Ich denke es ist völlig klar dass kein sterblicher in diesem Umfeld mit Daytrading sein Lebensunterhalt leicht verdienen kann. Die komplette Retailer Branche welche heute Daytrading lehrt und propagiert ist verlogen. Das Geld verdienen sie mit den Kunden, nicht mit dem Trading. Daytrading war noch nie einfach aber heute ist es durch die Algos noch viel schwieriger und unberechenbarer geworden. Niemand spricht darüber weil keiner die Kundschaft verlieren möchte die noch daran glaubt mit Daytrading reich zu werden.

Es gibt eine zeitliche Verzögerung bis die Masse der Trader die Realität erkennt und bis dahin werden sie von den Gurus gemolken. Ein Geschäft mit der Unwissenheit gutgläubiger Menschen welche sich an Strohhalme klammern.

Einer der besten Priceaction Trader die ich kenne, bestimmt einer der besten 5 Trader auf der Welt, hat sich vom kurzfristigen Trading weitestgehend distanziert. Das hatte zwar auch private Gründe. Jedoch muss man einfach sagen dass der Aufwand und der Stress enorm hoch sind für das was am Schluss rauskommt. Keiner tut sich das auf Dauer an, nicht einmal die Besten. Mittel bis langfristige Investments bringen mehr Geld mit einem Bruchteil an zeitlichem Aufwand, ganz zu schweigen vom täglichen Stress. Dieser Bereich ist jedoch in der Hand von echten Profis welche ein Wissen verfügen dass weit über Technische Analyse hinausgeht. Wer hier mit Halbwissen und ohne Leidenschaft antritt wird kein Geld verdienen.

Zu Beginn des Jahres überhäuften sich die bullishen Prognosen für den Euro. Wir stimmten dem nie zu und sagten immer wieder dass der Euro fallen wird. Anbei zwei Blog Posts vom Jan und Feb 2018. Dies war die Zeit wo wir das Timing für das Top vornahmen. Siehe die Keylevels vom Januar.  Nun steht der Euro im Dezember 2018 bei 1,13 was ein schönes Weihnachtsgeschenk ist. Ich danke allen die unserem Service in dieser Zeit treu geblieben sind. Ich gehe davon aus dass ihr enorm viel dazu lernen konntet. Normalerweise würde man davon ausgehen, dass wenn man einen so guten Job macht, alle happy sind und eine Menge Geld verdient haben.
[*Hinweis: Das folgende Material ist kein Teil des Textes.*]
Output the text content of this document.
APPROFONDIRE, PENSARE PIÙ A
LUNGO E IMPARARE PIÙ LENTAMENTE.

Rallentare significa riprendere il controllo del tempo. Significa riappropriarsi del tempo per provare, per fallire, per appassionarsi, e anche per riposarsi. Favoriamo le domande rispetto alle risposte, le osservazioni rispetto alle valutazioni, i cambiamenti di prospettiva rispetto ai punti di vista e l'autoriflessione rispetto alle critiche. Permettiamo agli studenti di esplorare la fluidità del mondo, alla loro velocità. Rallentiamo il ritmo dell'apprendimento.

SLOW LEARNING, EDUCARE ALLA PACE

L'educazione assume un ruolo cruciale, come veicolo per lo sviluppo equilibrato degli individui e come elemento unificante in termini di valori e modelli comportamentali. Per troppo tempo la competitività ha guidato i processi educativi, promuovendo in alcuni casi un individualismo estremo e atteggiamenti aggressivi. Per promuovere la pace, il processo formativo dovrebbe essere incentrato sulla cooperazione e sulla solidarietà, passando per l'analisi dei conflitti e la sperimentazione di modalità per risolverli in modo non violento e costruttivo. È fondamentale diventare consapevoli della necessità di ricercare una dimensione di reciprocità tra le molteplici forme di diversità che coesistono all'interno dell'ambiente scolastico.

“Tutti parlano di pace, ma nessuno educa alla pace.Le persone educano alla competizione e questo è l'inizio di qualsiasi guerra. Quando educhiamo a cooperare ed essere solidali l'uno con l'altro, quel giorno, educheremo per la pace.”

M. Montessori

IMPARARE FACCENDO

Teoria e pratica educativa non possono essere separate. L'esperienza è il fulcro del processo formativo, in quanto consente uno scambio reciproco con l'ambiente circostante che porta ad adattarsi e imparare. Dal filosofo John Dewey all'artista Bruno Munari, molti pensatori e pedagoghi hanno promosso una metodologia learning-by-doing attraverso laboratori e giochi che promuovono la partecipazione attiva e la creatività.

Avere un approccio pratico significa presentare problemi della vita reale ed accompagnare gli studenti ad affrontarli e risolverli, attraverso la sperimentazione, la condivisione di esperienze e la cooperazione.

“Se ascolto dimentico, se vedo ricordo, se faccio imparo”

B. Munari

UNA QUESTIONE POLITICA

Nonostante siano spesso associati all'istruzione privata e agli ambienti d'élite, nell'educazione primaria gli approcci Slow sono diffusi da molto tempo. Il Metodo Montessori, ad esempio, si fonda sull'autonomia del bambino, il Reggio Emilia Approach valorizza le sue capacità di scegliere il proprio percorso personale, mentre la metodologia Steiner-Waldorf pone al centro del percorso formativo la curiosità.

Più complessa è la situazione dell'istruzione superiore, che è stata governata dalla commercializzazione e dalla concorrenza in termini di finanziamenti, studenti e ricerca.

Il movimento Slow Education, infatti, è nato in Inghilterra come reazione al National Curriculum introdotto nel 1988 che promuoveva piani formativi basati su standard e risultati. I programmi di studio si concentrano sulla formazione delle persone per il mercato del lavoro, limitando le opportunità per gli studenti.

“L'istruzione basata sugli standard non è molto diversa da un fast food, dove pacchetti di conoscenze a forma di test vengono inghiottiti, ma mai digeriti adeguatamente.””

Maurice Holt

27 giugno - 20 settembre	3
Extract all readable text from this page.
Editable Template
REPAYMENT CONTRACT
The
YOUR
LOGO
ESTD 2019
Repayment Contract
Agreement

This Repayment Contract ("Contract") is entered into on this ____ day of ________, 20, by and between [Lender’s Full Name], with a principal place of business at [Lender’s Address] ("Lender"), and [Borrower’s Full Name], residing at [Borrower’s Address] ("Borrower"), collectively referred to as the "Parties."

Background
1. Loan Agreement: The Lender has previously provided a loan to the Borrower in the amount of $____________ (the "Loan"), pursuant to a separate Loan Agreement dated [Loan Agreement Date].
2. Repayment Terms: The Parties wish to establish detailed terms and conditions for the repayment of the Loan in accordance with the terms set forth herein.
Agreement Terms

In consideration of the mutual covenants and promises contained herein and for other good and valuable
In der Realität fehlt jedoch so vielen privaten Anlegern das Grundwissen und somit konnten leider viele User mit unseren Informationen gar nichts anfangen und haben sich wieder abgemeldet. Sie lesen unsere Updates und sagem mir das verwirrt sie alles und sie wissen gar nicht was sie nun tun sollen. Es ist wohl so dass jene wie wir, welche sich auf diesem Niveau jeden Tag mit Wirtschaft und Finanzen beschäftigen, für „Normalbürger“ absolute Freaks sind. Um nun ein paar Zahlen zu nennen. Ca. 80% der Mitglieder haben sich seit unserem Hochpunkt abgemeldet. Dies obwohl carryinvest zu den absoluten Top-Adressen im FX Bereich gehört. Die Qualität unserer Updates ist in den letzten Jahren enorm gestiegen, während sich 80% verabschiedet haben. Unsere Analysen gehören zu den besten, jedoch sind wir im Netz bedeutungslos klein. Um die nötige Aufmerksamkeit im heutigen WWW  zu erlangen muss man Dinge tun, die nicht zu mir passen.  Schmierige Kooperationen, lausige Lügen und immer wieder Show mit Unterhaltungswert. Für alle die uns gefolgt sind, war es ein gutes Jahr. Der Schwerpunkt der nächsten Monate wird die kommende Krise sein. Was wir wahrscheinlich sehen werden ist eine Extrembewegung in beide Richtungen. Das bedeutet maximale Verwirrung und letztendlich wird die Masse auf den falschen Trade setzen und viele alles verlieren.